Mechanism Design for Large Language Models
Paul Duetting, Vahab Mirrokni, Renato Paes Leme, Haifeng Xu, Song Zuo
TL;DR
The paper introduces a token-by-token auction framework for aggregating outputs from multiple LLM agents, modeling agent preferences over generated token distributions with robust partial orders. It proves that two minimal incentive properties imply monotone aggregation over token distributions and, under robust preferences, permit a second-price-like payment rule via stable sampling. The authors develop aggregation rules inspired by KL-divergence and RLHF losses, yielding linear and log-linear schemes, and demonstrate their behavior through prompt-tuned LLM experiments showing smooth transitions as bidder balance changes.
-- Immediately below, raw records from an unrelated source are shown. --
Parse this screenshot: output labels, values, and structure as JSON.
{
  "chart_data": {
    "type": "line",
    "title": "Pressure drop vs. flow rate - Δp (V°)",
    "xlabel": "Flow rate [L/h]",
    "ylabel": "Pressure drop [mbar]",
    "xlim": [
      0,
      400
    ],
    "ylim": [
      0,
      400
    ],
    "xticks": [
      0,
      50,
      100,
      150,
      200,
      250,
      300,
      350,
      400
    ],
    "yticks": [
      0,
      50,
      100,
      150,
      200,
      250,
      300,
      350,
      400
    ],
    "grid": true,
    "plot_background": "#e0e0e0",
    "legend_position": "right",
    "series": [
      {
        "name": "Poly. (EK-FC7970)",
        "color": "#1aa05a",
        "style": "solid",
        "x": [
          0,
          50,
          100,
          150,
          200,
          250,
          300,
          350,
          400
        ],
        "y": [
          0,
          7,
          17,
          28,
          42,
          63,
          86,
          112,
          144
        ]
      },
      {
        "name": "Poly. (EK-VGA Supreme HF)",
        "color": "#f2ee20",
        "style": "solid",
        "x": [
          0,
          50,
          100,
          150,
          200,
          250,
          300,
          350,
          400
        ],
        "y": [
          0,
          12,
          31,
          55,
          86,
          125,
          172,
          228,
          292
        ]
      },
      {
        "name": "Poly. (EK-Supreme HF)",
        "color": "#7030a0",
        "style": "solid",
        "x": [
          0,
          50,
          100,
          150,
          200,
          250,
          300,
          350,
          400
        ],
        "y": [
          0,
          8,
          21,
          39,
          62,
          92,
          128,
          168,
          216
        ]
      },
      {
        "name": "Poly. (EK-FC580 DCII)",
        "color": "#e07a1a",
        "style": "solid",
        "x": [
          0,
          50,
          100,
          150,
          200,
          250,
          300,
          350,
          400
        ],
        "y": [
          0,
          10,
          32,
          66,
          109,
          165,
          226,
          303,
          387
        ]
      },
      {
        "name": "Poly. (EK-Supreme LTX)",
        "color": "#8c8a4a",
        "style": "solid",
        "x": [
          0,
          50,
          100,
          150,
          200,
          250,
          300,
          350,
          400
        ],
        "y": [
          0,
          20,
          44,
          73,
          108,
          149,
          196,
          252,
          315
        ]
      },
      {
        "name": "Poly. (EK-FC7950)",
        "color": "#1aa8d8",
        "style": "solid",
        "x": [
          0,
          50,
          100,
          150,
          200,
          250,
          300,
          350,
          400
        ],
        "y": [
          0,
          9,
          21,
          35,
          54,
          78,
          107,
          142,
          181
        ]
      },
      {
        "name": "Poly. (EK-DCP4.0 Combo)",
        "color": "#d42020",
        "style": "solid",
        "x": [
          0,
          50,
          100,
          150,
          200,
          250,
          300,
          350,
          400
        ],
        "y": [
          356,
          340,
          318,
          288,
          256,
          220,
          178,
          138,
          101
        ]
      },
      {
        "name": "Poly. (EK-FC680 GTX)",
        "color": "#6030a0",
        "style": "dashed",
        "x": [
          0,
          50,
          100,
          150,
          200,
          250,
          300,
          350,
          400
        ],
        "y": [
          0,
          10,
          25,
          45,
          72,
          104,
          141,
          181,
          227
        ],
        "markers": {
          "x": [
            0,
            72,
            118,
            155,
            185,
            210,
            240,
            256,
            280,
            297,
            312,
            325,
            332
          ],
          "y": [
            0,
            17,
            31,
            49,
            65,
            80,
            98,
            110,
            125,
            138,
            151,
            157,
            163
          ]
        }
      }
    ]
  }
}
This work provides a principled, distribution-focused mechanism design approach for influencing AI-generated content in ad-like applications, with practical viability demonstrated on real LLMs and clear guidance on design choices and limitations.
Abstract
We investigate auction mechanisms for AI-generated content, focusing on applications like ad creative generation. In our model, agents' preferences over stochastically generated content are encoded as large language models (LLMs). We propose an auction format that operates on a token-by-token basis, and allows LLM agents to influence content creation through single dimensional bids. We formulate two desirable incentive properties and prove their equivalence to a monotonicity condition on output aggregation. This equivalence enables a second-price rule design, even absent explicit agent valuation functions. Our design is supported by demonstrations on a publicly available LLM.